The Colvos Store, also known as the Kress Store and Belcher Home, is a combination residence and commercial building in Vashon, Washington. It was added to the National Register of Historic Places on August 10, 2000.

==History==

The Colvos Store was built in 1923 by John Trones, an immigrant from Norway, and Gustav Parker. The store area in the front measured about 30 ft by 30 ft, and a two-room apartment behind the store measured about 30 ft by 25 ft. A garage (since demolished) and addition to the rear apartment were added in the 1930s.

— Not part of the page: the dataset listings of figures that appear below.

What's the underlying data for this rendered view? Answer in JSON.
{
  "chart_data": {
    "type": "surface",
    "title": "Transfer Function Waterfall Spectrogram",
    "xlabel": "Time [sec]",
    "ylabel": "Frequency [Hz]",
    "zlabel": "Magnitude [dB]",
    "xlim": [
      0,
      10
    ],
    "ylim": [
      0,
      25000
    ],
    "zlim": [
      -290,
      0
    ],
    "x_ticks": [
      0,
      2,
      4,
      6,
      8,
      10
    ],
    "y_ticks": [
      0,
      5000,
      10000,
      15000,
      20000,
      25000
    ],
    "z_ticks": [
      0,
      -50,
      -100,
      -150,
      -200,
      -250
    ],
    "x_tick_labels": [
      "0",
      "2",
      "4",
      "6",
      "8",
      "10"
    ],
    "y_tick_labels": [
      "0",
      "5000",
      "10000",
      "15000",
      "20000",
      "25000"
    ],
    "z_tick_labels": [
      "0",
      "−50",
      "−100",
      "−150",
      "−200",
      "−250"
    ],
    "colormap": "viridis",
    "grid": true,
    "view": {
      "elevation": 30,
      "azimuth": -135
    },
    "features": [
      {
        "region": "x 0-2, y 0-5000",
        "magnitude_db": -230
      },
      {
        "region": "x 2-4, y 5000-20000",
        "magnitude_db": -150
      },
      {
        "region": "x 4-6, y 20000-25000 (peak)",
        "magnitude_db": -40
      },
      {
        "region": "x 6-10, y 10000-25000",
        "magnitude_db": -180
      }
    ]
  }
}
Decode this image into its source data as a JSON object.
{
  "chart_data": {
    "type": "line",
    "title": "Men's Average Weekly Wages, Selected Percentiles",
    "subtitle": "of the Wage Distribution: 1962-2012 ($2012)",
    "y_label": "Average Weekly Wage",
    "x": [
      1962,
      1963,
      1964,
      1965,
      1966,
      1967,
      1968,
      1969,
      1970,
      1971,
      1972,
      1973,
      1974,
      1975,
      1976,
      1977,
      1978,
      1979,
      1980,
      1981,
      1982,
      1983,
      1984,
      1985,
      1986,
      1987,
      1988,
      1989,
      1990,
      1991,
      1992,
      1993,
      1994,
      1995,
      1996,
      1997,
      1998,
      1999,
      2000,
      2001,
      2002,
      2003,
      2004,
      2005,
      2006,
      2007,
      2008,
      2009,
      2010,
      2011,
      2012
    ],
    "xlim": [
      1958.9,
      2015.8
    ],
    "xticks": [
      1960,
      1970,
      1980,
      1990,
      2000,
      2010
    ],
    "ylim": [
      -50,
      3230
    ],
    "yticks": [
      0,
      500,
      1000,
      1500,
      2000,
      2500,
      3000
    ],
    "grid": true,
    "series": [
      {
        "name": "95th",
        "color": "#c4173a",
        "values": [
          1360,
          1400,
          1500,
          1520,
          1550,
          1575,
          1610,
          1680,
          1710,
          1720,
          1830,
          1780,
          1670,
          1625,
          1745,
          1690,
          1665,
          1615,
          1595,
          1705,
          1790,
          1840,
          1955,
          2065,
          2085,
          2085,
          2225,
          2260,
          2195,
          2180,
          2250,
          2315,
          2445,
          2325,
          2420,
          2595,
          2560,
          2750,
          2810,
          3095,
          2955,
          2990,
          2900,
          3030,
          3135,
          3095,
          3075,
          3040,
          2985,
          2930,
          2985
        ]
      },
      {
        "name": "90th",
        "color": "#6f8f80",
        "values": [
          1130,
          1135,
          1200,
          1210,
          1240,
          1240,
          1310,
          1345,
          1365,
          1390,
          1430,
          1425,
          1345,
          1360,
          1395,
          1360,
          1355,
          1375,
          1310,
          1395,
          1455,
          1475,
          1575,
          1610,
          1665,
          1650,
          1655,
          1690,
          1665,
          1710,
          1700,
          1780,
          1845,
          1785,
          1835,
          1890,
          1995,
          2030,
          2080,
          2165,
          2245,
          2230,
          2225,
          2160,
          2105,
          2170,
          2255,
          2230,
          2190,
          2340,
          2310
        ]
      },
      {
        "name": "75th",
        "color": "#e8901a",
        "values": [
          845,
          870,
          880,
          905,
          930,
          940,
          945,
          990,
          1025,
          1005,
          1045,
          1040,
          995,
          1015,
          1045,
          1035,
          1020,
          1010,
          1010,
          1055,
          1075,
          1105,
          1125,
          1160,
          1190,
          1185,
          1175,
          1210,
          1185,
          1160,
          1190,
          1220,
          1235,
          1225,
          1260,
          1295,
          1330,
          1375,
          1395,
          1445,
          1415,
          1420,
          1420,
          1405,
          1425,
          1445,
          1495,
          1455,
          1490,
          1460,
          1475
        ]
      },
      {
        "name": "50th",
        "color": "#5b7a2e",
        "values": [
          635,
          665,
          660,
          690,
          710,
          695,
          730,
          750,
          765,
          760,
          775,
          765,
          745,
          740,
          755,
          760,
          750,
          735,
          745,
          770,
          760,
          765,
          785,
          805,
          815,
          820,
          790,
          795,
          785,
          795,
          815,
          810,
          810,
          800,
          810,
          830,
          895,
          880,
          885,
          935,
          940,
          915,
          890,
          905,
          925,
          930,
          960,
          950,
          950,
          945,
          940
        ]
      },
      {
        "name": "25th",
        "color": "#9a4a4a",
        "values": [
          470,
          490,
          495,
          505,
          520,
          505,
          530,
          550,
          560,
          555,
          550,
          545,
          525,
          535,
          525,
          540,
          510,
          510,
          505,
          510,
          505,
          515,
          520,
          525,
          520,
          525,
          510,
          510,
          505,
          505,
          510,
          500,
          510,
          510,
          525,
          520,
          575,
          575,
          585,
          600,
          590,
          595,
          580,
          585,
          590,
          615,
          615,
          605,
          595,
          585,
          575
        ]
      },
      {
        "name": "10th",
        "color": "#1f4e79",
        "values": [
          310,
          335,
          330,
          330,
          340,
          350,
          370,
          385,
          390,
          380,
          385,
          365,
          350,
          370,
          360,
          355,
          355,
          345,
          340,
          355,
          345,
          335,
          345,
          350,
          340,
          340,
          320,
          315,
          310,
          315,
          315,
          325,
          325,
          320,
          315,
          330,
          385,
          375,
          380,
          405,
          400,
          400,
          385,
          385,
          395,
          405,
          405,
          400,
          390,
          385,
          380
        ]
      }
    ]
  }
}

Trones, having bought out Parker's interest in the store, operated it himself for several years before selling it to the Tellvik family in 1927. Mr. Tellvik added the garage which operated in conjunction with a Shell Oil Company gas pump. The store passed to several families in the 1930s: from the Tellviks to the Townes to the Sextons. In 1938, Mr. and Mrs. Guy Kress bought and renamed the store "Kress Store", operating it until 1943 when war rationing and declining business led the Kresses to close the store.

After falling into disrepair, the building was rehabilitated as a residence and studio in 1985, restoring the facade to its original appearance. In 1994, it was discovered that the original 700 gallon gasoline storage tank was still underground; it was removed and remediation actions were taken to remove contaminants from the soil.